= Public action in French law =

A criminal proceeding in French law (action publique) is one carried out in the name of society against a person accused of a criminal offense by applying the French penal code. It is taken in the name of society, in that its goal is to stop disruption of public order, and not to abate personal damages done to a specific person, which is governed by French civil law.

The proceeding is undertaken by the Public Prosecutor's Office (Ministère public), against perpetrators or accomplices accused of an infraction.

The term action publique is defined in Article 1 of the code of criminal procedure.

== Terminology ==

The term action publique is translated in various ways in English sources, depending on context. The literal, word-for-word translation is "public action", which is used sometimes in English texts, always with an explanation, as it has little meaning outside the context of French law. What the term action publique actually refers to is "criminal proceedings", or "public prosecution".

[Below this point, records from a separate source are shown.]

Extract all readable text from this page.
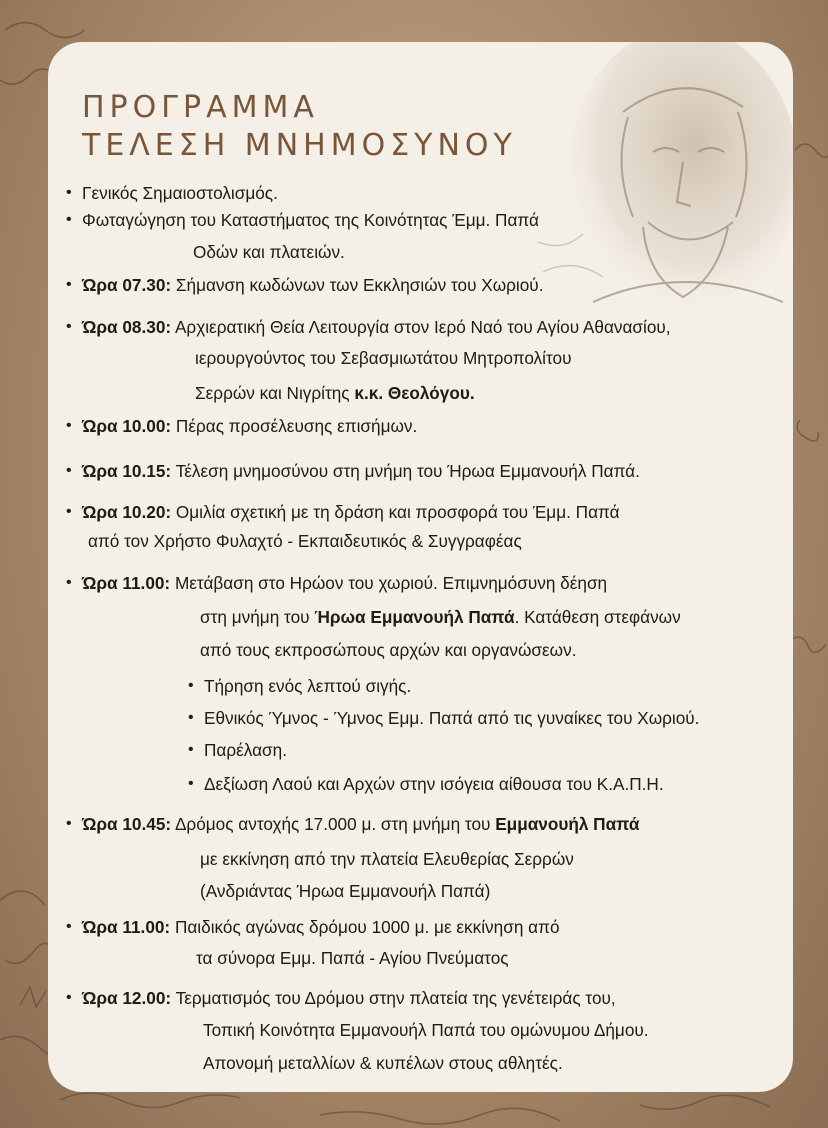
ΠΡΟΓΡΑΜΜΑ
ΤΕΛΕΣΗ ΜΝΗΜΟΣΥΝΟΥ
• Γενικός Σημαιοστολισμός.
• Φωταγώγηση του Καταστήματος της Κοινότητας Έμμ. Παπά
Οδών και πλατειών.
• Ώρα 07.30: Σήμανση κωδώνων των Εκκλησιών του Χωριού.
• Ώρα 08.30: Αρχιερατική Θεία Λειτουργία στον Ιερό Ναό του Αγίου Αθανασίου,
ιερουργούντος του Σεβασμιωτάτου Μητροπολίτου
Σερρών και Νιγρίτης κ.κ. Θεολόγου.
• Ώρα 10.00: Πέρας προσέλευσης επισήμων.
• Ώρα 10.15: Τέλεση μνημοσύνου στη μνήμη του Ήρωα Εμμανουήλ Παπά.
• Ώρα 10.20: Ομιλία σχετική με τη δράση και προσφορά του Έμμ. Παπά
από τον Χρήστο Φυλαχτό - Εκπαιδευτικός & Συγγραφέας
• Ώρα 11.00: Μετάβαση στο Ηρώον του χωριού. Επιμνημόσυνη δέηση
στη μνήμη του Ήρωα Εμμανουήλ Παπά. Κατάθεση στεφάνων
από τους εκπροσώπους αρχών και οργανώσεων.
• Τήρηση ενός λεπτού σιγής.
• Εθνικός Ύμνος - Ύμνος Εμμ. Παπά από τις γυναίκες του Χωριού.
• Παρέλαση.
• Δεξίωση Λαού και Αρχών στην ισόγεια αίθουσα του Κ.Α.Π.Η.
• Ώρα 10.45: Δρόμος αντοχής 17.000 μ. στη μνήμη του Εμμανουήλ Παπά
με εκκίνηση από την πλατεία Ελευθερίας Σερρών
(Ανδριάντας Ήρωα Εμμανουήλ Παπά)
• Ώρα 11.00: Παιδικός αγώνας δρόμου 1000 μ. με εκκίνηση από
τα σύνορα Εμμ. Παπά - Αγίου Πνεύματος
• Ώρα 12.00: Τερματισμός του Δρόμου στην πλατεία της γενέτειράς του,
Τοπική Κοινότητα Εμμανουήλ Παπά του ομώνυμου Δήμου.
Απονομή μεταλλίων & κυπέλων στους αθλητές.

The term public in this expression is used in the same sense as in the public prosecutor (procureur) who is responsible for prosecutions carried out on behalf of society (i.e., the public), and thus the term procureur is generally rendered in English as "public prosecutor", or generically as the "public prosecutor's office". Equivalent terms for procureur are parquet, as well as Ministère public, rendered in English sources sometimes as "Public ministry", and sometimes left in the original French.

== Initiation of criminal proceedings ==

Initiating a criminal proceeding (mise en mouvement de l'action publique) is the follow-up to the commission an offense by introducing it into the jurisdictional phase of criminal proceedings.

The entity responsible for initiating a criminal proceeding in France is usually the Public Prosecutor's Office (Ministère public), a hierarchical corps of magistrates charged with carrying out the prosecutions. Alongside them, other civil servants are, for certain infractions, empowered to begin other proceedings, notably for indirect taxes, and for the Corps of Bridges, Waters and Forests. The victim of a crime may also initiate the proceeding.

The object of the prosecution, is the accused perpetrator of the infraction, against whom the criminal proceeding is brought. The defendants are the accused perpetrators and accomplices of the infraction. They must be identifiable, although not necessarily identified, for the criminal proceeding to begin.

The public prosecutor receives complaints and decides how to proceed. After receiving a complaint, they may decide to prosecute, or to resort to an alternative procedure, such a warning, referral to a professional health or social structure, reparation of the damage, or other alternatives, or may decide not to prosecute.

If prosecution moves forward, the victim or complainant is informed, and in criminal matters the prosecutor requests the opening of an investigation (instruction) by means of an opening indictment (réquisitoire introductif) against a named person (or against a John Doe defendant: plainte contre X,) stating the facts that are the subject of the prosecution and the penal code item that applies to it. The prosecutor may either refer the case to the investigating court by way of an introductory indictment (réquisitoire introductif), or refer it directly to the trial court by direct summons (citation directe or other method. For non-criminal offenses such as traffic violations, the prosecutor can use the simplified ordonnance pénale procedure. For middling offenses punishable by a fine or less than five years imprisonment, the prosecutor may use the CRPC procedure, and for minor offenses, the prosecutor can opt either to initiate an investigation as for other offenses, or to issue a warning or a direct summons (citation directe).